# Help finding a breeder



## Sweetp (Mar 23, 2013)

Someone mentioned that I might get help posting here. I am looking for a reputable standard poodle breeder in SW Missouri or surrounding states (OK, AR, KS, KY, TN, Southern IL). I would really appreciate help and am looking for a female puppy preferably apricot, cream, light red .. any other lighter color would be fine also.
Thank you!


----------



## NOLA Standards (Apr 11, 2010)

If you would consider Louisiana, granted South Louisiana, I currently have Harten's Topicana (Anna) living with me. Anna's owner is Sharon Svoboda, a Professional Handler, from MO. 

Anna will be bred to AKC GR CH Le Glorious Lombardi du NOLA's Caniche Rouge. 

You are welcome to email/pm or call. 


Regards, 


Tabatha
NOLA Standards


----------



## Sweetp (Mar 23, 2013)

Thank you so much, Tabitha. I'm excited to say I found a poodle almost right away and can hardly wait for her to join our family this fall!


----------



## schnauzerpoodle (Apr 21, 2010)

Do you mind sharing more details? Being able to find a well-bred poodle from a reputable breeder "almost right away" worries me a bit.

Not trying to pry...


----------



## CharismaticMillie (Jun 16, 2010)

Sweetp and I have chatted.


----------



## schnauzerpoodle (Apr 21, 2010)

CharismaticMillie said:


> Sweetp and I have chatted.



That's wonderful! 

Tiger's?


----------



## CT Girl (Nov 17, 2010)

NOLA Standards said:


> If you would consider Louisiana, granted South Louisiana, I currently have Harten's Topicana (Anna) living with me. Anna's owner is Sharon Svoboda, a Professional Handler, from MO.
> 
> Anna will be bred to AKC GR CH Le Glorious Lombardi du NOLA's Caniche Rouge.
> 
> ...


This is exciting. Those puppies are sure to be gorgeous. 

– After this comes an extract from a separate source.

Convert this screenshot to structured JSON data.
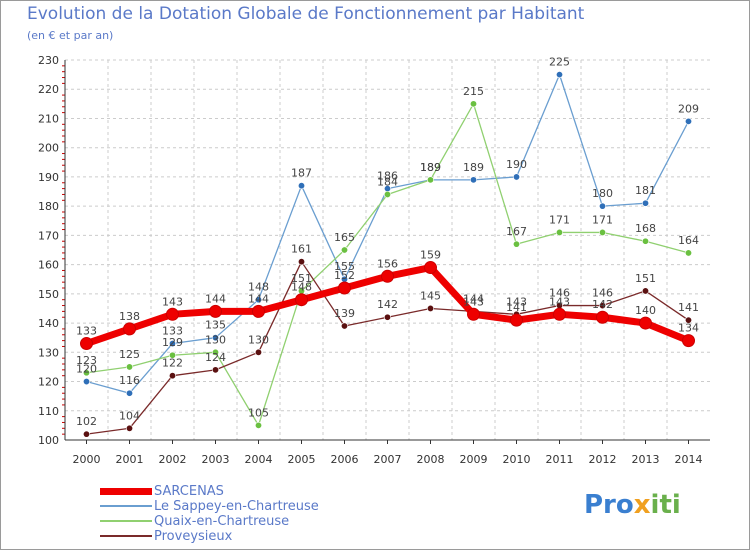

Sweetp, congratulations on finding a puppy.


----------



## Sweetp (Mar 23, 2013)

I am so excited I can hardly wait! I bought a couple of stainless steel food bowls yesterday and a big toy. Kaylee looked at these large items and sniffed them then looked at me puzzled. I explained to her that she was getting a sister soon. I'm pretty sure she called me a bad name, I just can't prove it.


----------